The typical logic is (when a worker is called to run a task):
- before calling a request, the worker creates a counter C with initial value of zero; and sets a max attempts value as a configuration, e.g. 3
- the worker waits for C*some_delay time; where some_delay is the interval configured manually (more on this later)
- worker makes a request
- if the request fails, the worker checks if all attempts are done, if so, the failure get sent back to the controller; otherwise, C get increased and the worker goes to step 2
At the end of the day, it will be several calls to a failed resource with delay being increased after each failure.
The delay constant (some_delay in the above text) is picked based on overall system architecture. How long the controller can wait? If the controller itself timeouts at some point (or controllers customers timeout), then the sum of all intervals must be less than that timeout - otherwise there is no point to retry jobs as customers won't be able to get results anyway.

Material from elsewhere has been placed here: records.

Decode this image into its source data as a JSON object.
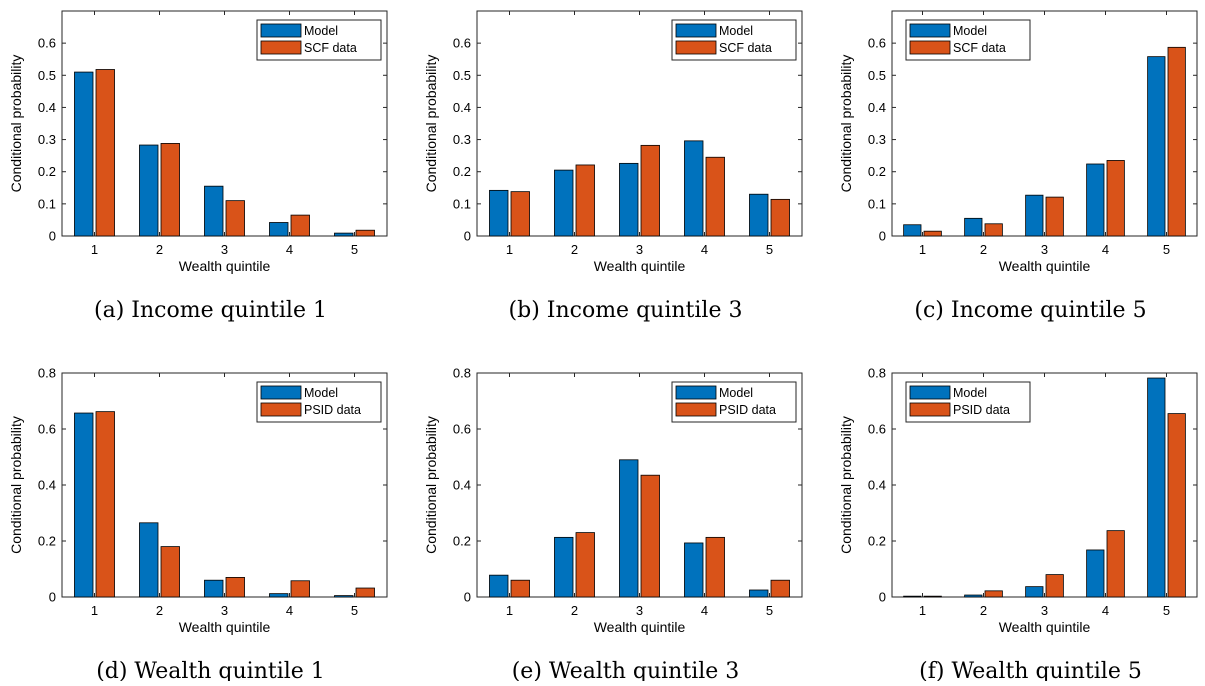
{
  "colors": {
    "model": "#0072BD",
    "data": "#D95319"
  },
  "charts": [
    {
      "id": "a",
      "caption": "(a) Income quintile 1",
      "chart_data": {
        "type": "bar",
        "xlabel": "Wealth quintile",
        "ylabel": "Conditional probability",
        "categories": [
          "1",
          "2",
          "3",
          "4",
          "5"
        ],
        "ylim": [
          0,
          0.7
        ],
        "yticks": [
          "0",
          "0.1",
          "0.2",
          "0.3",
          "0.4",
          "0.5",
          "0.6"
        ],
        "legend_position": "top-right",
        "series": [
          {
            "name": "Model",
            "values": [
              0.51,
              0.283,
              0.155,
              0.042,
              0.009
            ]
          },
          {
            "name": "SCF data",
            "values": [
              0.518,
              0.288,
              0.11,
              0.065,
              0.018
            ]
          }
        ]
      }
    },
    {
      "id": "b",
      "caption": "(b) Income quintile 3",
      "chart_data": {
        "type": "bar",
        "xlabel": "Wealth quintile",
        "ylabel": "Conditional probability",
        "categories": [
          "1",
          "2",
          "3",
          "4",
          "5"
        ],
        "ylim": [
          0,
          0.7
        ],
        "yticks": [
          "0",
          "0.1",
          "0.2",
          "0.3",
          "0.4",
          "0.5",
          "0.6"
        ],
        "legend_position": "top-right",
        "series": [
          {
            "name": "Model",
            "values": [
              0.142,
              0.205,
              0.226,
              0.296,
              0.13
            ]
          },
          {
            "name": "SCF data",
            "values": [
              0.138,
              0.221,
              0.282,
              0.245,
              0.114
            ]
          }
        ]
      }
    },
    {
      "id": "c",
      "caption": "(c) Income quintile 5",
      "chart_data": {
        "type": "bar",
        "xlabel": "Wealth quintile",
        "ylabel": "Conditional probability",
        "categories": [
          "1",
          "2",
          "3",
          "4",
          "5"
        ],
        "ylim": [
          0,
          0.7
        ],
        "yticks": [
          "0",
          "0.1",
          "0.2",
          "0.3",
          "0.4",
          "0.5",
          "0.6"
        ],
        "legend_position": "top-left",
        "series": [
          {
            "name": "Model",
            "values": [
              0.035,
              0.055,
              0.127,
              0.224,
              0.558
            ]
          },
          {
            "name": "SCF data",
            "values": [
              0.015,
              0.038,
              0.121,
              0.235,
              0.587
            ]
          }
        ]
      }
    },
    {
      "id": "d",
      "caption": "(d) Wealth quintile 1",
      "chart_data": {
        "type": "bar",
        "xlabel": "Wealth quintile",
        "ylabel": "Conditional probability",
        "categories": [
          "1",
          "2",
          "3",
          "4",
          "5"
        ],
        "ylim": [
          0,
          0.8
        ],
        "yticks": [
          "0",
          "0.2",
          "0.4",
          "0.6",
          "0.8"
        ],
        "legend_position": "top-right",
        "series": [
          {
            "name": "Model",
            "values": [
              0.657,
              0.265,
              0.06,
              0.012,
              0.005
            ]
          },
          {
            "name": "PSID data",
            "values": [
              0.662,
              0.18,
              0.07,
              0.058,
              0.032
            ]
          }
        ]
      }
    },
    {
      "id": "e",
      "caption": "(e) Wealth quintile 3",
      "chart_data": {
        "type": "bar",
        "xlabel": "Wealth quintile",
        "ylabel": "Conditional probability",
        "categories": [
          "1",
          "2",
          "3",
          "4",
          "5"
        ],
        "ylim": [
          0,
          0.8
        ],
        "yticks": [
          "0",
          "0.2",
          "0.4",
          "0.6",
          "0.8"
        ],
        "legend_position": "top-right",
        "series": [
          {
            "name": "Model",
            "values": [
              0.078,
              0.213,
              0.49,
              0.193,
              0.025
            ]
          },
          {
            "name": "PSID data",
            "values": [
              0.06,
              0.23,
              0.435,
              0.213,
              0.06
            ]
          }
        ]
      }
    },
    {
      "id": "f",
      "caption": "(f) Wealth quintile 5",
      "chart_data": {
        "type": "bar",
        "xlabel": "Wealth quintile",
        "ylabel": "Conditional probability",
        "categories": [
          "1",
          "2",
          "3",
          "4",
          "5"
        ],
        "ylim": [
          0,
          0.8
        ],
        "yticks": [
          "0",
          "0.2",
          "0.4",
          "0.6",
          "0.8"
        ],
        "legend_position": "top-left",
        "series": [
          {
            "name": "Model",
            "values": [
              0.003,
              0.007,
              0.037,
              0.168,
              0.782
            ]
          },
          {
            "name": "PSID data",
            "values": [
              0.003,
              0.022,
              0.08,
              0.237,
              0.655
            ]
          }
        ]
      }
    }
  ]
}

One more topic to consider is what is the thread management approach in your application. While a worker waits for the next retry, the thread will be busy sleeping, that may or may not be a problem.
And the last extra point, if you already have a backoff retry, it may make sense to consider adding a circuit breaker pattern; so if a remote resource is down, the system won't waste time retrying all the time (and keeping threads busy with nothing).